When combined with pseudo risk management, the denominator switch obscures the relationship between the user-configurable drawdown setting and the investor's actual capital. An investor who sets a 10% drawdown threshold may discover that the 10% is calculated on notional exposure. On a $10,000 deposit with 10:1 leverage, a 10% drawdown on $100,000 notional is a $10,000 loss — 100% of the deposit.
Leverage is a professional tool. The denominator switch is a reporting practice. Distinguishing between the two is a matter of asking one question and doing one calculation.
What this means for investors.
The practical application is a single habit: when reviewing any algorithmic system's performance, verify that returns and drawdowns are calculated against the same capital base. This one check reveals whether the risk-return profile being presented is internally consistent or arithmetically distorted.

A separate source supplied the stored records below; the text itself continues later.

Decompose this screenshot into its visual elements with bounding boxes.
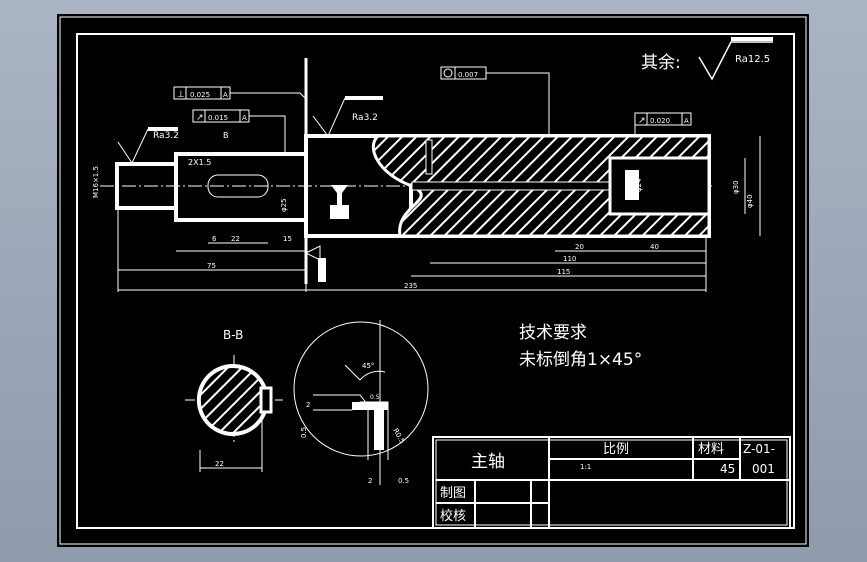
checked-label: 校核 <box>440 508 466 524</box>
roughness-bar <box>731 37 773 41</box>
detail-dim-05b: 0.5 <box>398 477 409 485</box>
tolerance-frame-1: ⊥ 0.025 A <box>173 86 306 100</box>
surface-mark-mid: Ra3.2 <box>312 96 383 137</box>
svg-text:A: A <box>242 114 247 122</box>
scale-label: 比例 <box>603 442 629 457</box>
title-block <box>432 436 791 529</box>
drawing-no-line2: 001 <box>752 462 775 476</box>
dim-20: 20 <box>575 243 584 251</box>
center-bore <box>411 181 613 191</box>
notes-title: 技术要求 <box>519 323 587 343</box>
bore-step <box>625 170 639 200</box>
svg-text:0.025: 0.025 <box>190 91 210 99</box>
svg-text:0.020: 0.020 <box>650 117 670 125</box>
section-cut-label: B <box>223 131 229 140</box>
svg-text:Ra3.2: Ra3.2 <box>352 113 378 123</box>
end-bore <box>608 156 711 216</box>
material-value: 45 <box>720 462 735 476</box>
dim-110: 110 <box>563 255 576 263</box>
section-dim-line <box>199 412 263 472</box>
datum-symbol-icon <box>330 185 349 219</box>
tolerance-frame-4: ↗ 0.020 A <box>634 112 692 135</box>
detail-dim-2b: 2 <box>368 477 372 485</box>
detail-angle: 45° <box>362 362 374 370</box>
detail-dim-2: 2 <box>306 401 310 409</box>
diameter-d3: φ30 <box>732 180 740 194</box>
dim-75: 75 <box>207 262 216 270</box>
svg-text:↗: ↗ <box>638 116 646 126</box>
svg-text:↗: ↗ <box>196 113 204 123</box>
thread-label: M16×1.5 <box>92 166 100 198</box>
detail-chamfer: 0.5 <box>370 394 380 401</box>
svg-text:A: A <box>223 91 228 99</box>
dim-15: 15 <box>283 235 292 243</box>
surface-mark-left: Ra3.2 <box>117 127 179 165</box>
groove <box>425 139 433 175</box>
notes-line1: 未标倒角1×45° <box>519 350 642 370</box>
svg-text:0.015: 0.015 <box>208 114 228 122</box>
drawing-no-line1: Z-01- <box>743 442 775 456</box>
svg-text:A: A <box>684 117 689 125</box>
material-label: 材料 <box>698 442 724 457</box>
section-bb-view <box>185 355 283 445</box>
datum-triangle-icon <box>304 245 326 282</box>
chamfer-note: 2X1.5 <box>188 158 211 167</box>
dimension-lines <box>117 136 761 292</box>
dim-6: 6 <box>212 235 217 243</box>
detail-view <box>293 320 429 485</box>
section-dim: 22 <box>215 460 224 468</box>
diameter-d1: φ25 <box>280 198 288 212</box>
sheet-border <box>59 16 807 545</box>
diameter-d2: φ40 <box>746 194 754 208</box>
roughness-symbol-icon <box>698 41 773 81</box>
svg-text:0.007: 0.007 <box>458 71 478 79</box>
scale-value: 1:1 <box>580 463 591 471</box>
part-name: 主轴 <box>471 452 505 472</box>
diameter-d4: φ24 <box>635 178 643 192</box>
roughness-default-value: Ra12.5 <box>735 54 770 65</box>
drawn-label: 制图 <box>440 486 466 501</box>
svg-text:⊥: ⊥ <box>177 90 185 100</box>
dim-115: 115 <box>557 268 570 276</box>
section-title: B-B <box>223 328 243 342</box>
detail-dim-05a: 0.5 <box>300 427 308 438</box>
dim-40: 40 <box>650 243 659 251</box>
tolerance-frame-2: ↗ 0.015 A <box>192 109 286 152</box>
tolerance-frame-3: 0.007 <box>440 66 550 135</box>
dim-235: 235 <box>404 282 417 290</box>
svg-text:Ra3.2: Ra3.2 <box>153 131 179 141</box>
roughness-default-label: 其余: <box>641 53 681 73</box>
dim-22: 22 <box>231 235 240 243</box>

If the capital bases match, the metrics can be evaluated on their merits. If the capital bases do not match, every metric that uses the larger denominator needs to be recalculated. The actual risk exposure is the dollar figure of the drawdown divided by the deposit, not the notional exposure. This single recalculation often transforms the risk profile from apparently conservative to demonstrably aggressive.
Frequently asked questions.
The leverage shell game, which the Institute identifies as the denominator switch, is a reporting practice where returns are calculated against the deposit and drawdowns are calculated against notional exposure. Both numbers are technically accurate, but they use different capital bases, creating a risk-return profile that does not reflect the investor's actual exposure.
No. Leverage is a legitimate, fundamental tool used by professional firms for capital efficiency. The analytical concern is exclusively about reporting practices that use leverage to present returns and drawdowns against different capital bases. The Institute's analysis does not penalize the use of leverage — it identifies when leverage reporting obscures the investor's actual risk exposure.
Ask one question: what capital base are returns and drawdowns calculated against, and is it the same number? If both metrics use the same denominator, the risk-return profile is internally consistent. If the denominators differ, recalculate the drawdown against the deposit to see the actual capital exposure.